Und tatsächlich, der Marsopa wusste alles über Anne, was
man nur wissen konnte.
„Ich habe den Rummel damals aus nächster Nähe
mitgemacht, Jungchen. Ich hatte sozusagen einen Schonplatz,
weil mir kurz vorher die Sache mit dem Hubschrauber
passierte. Ich war Dispatcher während der Verlagerung des
Kosmodroms. Es ging ein bisschen durcheinander, weißt du.

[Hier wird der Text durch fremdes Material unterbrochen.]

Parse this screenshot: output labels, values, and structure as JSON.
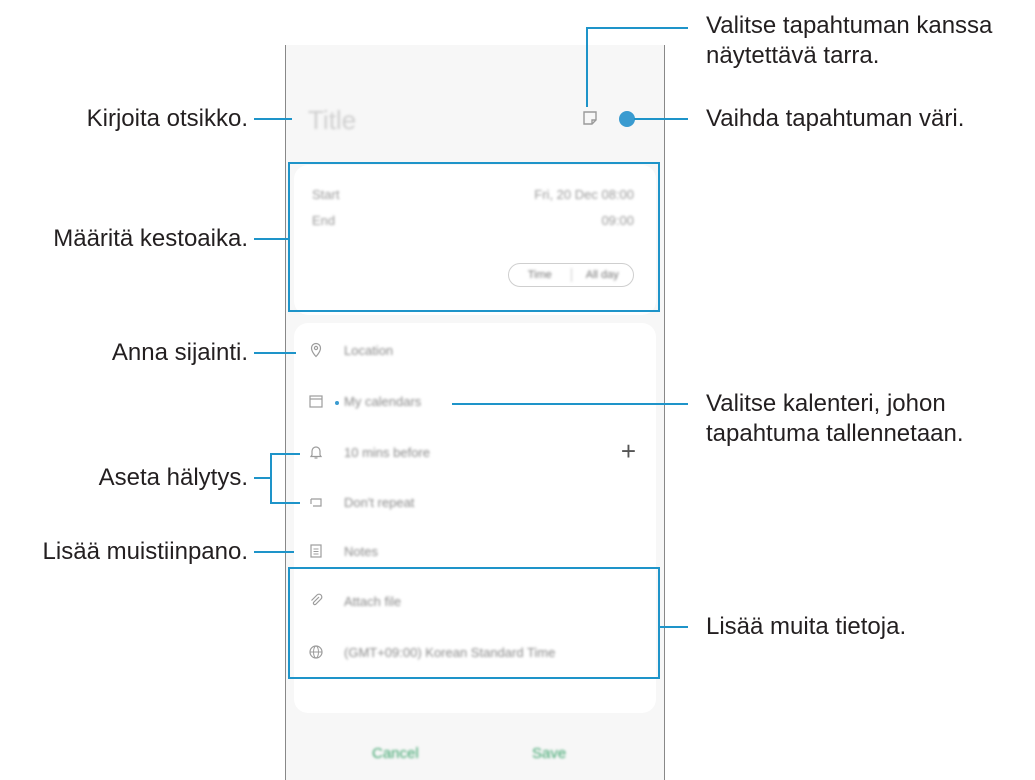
{
  "phone": {
    "title_placeholder": "Title",
    "start_label": "Start",
    "start_value": "Fri, 20 Dec  08:00",
    "end_label": "End",
    "end_value": "09:00",
    "toggle_time": "Time",
    "toggle_allday": "All day",
    "location": "Location",
    "calendar": "My calendars",
    "alarm": "10 mins before",
    "repeat": "Don't repeat",
    "notes": "Notes",
    "attach": "Attach file",
    "timezone": "(GMT+09:00) Korean Standard Time",
    "cancel": "Cancel",
    "save": "Save",
    "event_color": "#3a9bd0"
  },
  "callouts": {
    "title": "Kirjoita otsikko.",
    "sticker_line1": "Valitse tapahtuman kanssa",
    "sticker_line2": "näytettävä tarra.",
    "color": "Vaihda tapahtuman väri.",
    "duration": "Määritä kestoaika.",
    "location": "Anna sijainti.",
    "calendar_line1": "Valitse kalenteri, johon",
    "calendar_line2": "tapahtuma tallennetaan.",
    "alarm": "Aseta hälytys.",
    "notes": "Lisää muistiinpano.",
    "more": "Lisää muita tietoja."
  },
  "highlight_color": "#1e94c9"
}
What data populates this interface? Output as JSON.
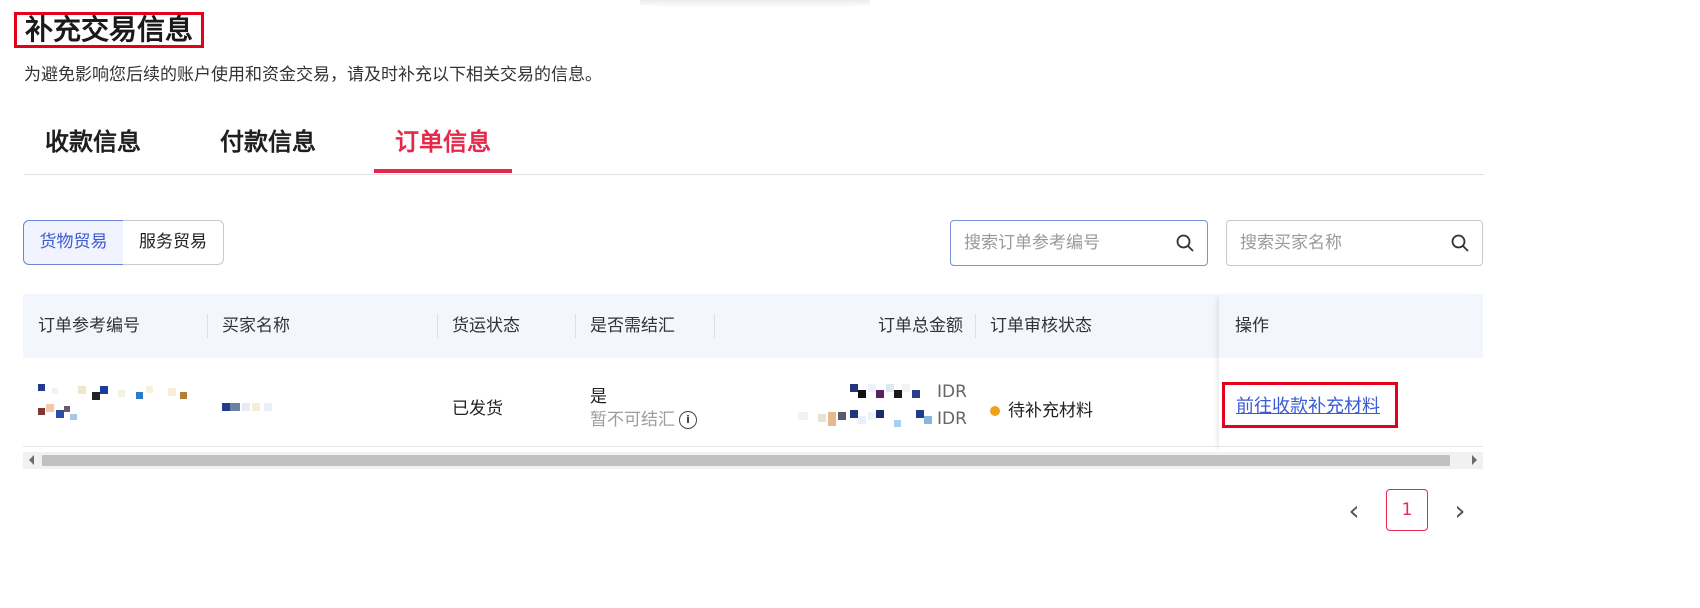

Hier noch nicht viel, dort“, er kicherte, „nicht mehr viel. Gar
kein Wunder, dass auf das Mädchen keiner achtete. Zumal die
Masken, die getragen werden mussten, noch viel größer waren
als heute und viel verdeckten, wenn du weißt, was ich meine.“
Er erzählte in seiner skurrilen Art ausführlich von der
Suchaktion, vom Entschluss, sie aufzugeben. „Alles wurde
getan, was wir konnten, sage ich dir. Vierzehn Tage Verzug
hat uns das eingebracht und eine Menge Scherereien. Du, und
wenn einer das beurteilen kann, dann der Marsopa.“ Er
lächelte. „Dass ich drei Mal zurückkam, purer Zufall. Aber ich
weiß, was einem alles widerfahren konnte. Damals“, er nickte
versonnen, „gab es noch den roten Sturm, musst du wissen.
Und als uns ihr Verschwinden auffiel, tobte gerade einer. Tja –
und hinterher pflegte man in den Ebenen oder kahlen Bergen
eine neue Landschaft vorzufinden. Und das Mädchen hatte so
überhaupt keine Erfahrung. Tja, junger Mann, schmerzlich ist
das, aber der Erste war sie nicht und nicht der Letzte.“
Mutlos war Allan vom Marsopa in sein Quartier
zurückgekehrt, hatte sich den Ort des Geschehens projiziert,
lustlos und ohne Elan. Der kehrte erst wieder zurück, als er
überrascht feststellte, dass das alte Kosmodrom nur wenige
Kilometer von seinem späteren Einsatzort entfernt lag. Das gab
den Ausschlag, die Tour doch zu machen. An Ort und Stelle
konnte er prüfen, was ihn erwarten würde, konnte mit der
Besatzung reden, sich beraten lassen, das Kosmodrom
inspizieren.
Erst im letzten Augenblick hatte sich Allan entschieden, sich
nicht bei der Station, sondern in der Nähe des ehemaligen
Kosmodroms absetzen zu lassen, ein Entschluss, den er
angesichts der trostlosen Umgebung, des Staubs und der Öde
zu bereuen begann.
Später saß Allan auf den Stufen vor der Tür. Er hatte die
Maske abgelegt, ließ trockenen Sand durch die Finger rieseln,
und er spürte, wie er sich widerstandslos von Mutlosigkeit
bekriechen ließ. Zwei Jahre!
Wofür das alles, seine zwei Jahre und die 200 davor.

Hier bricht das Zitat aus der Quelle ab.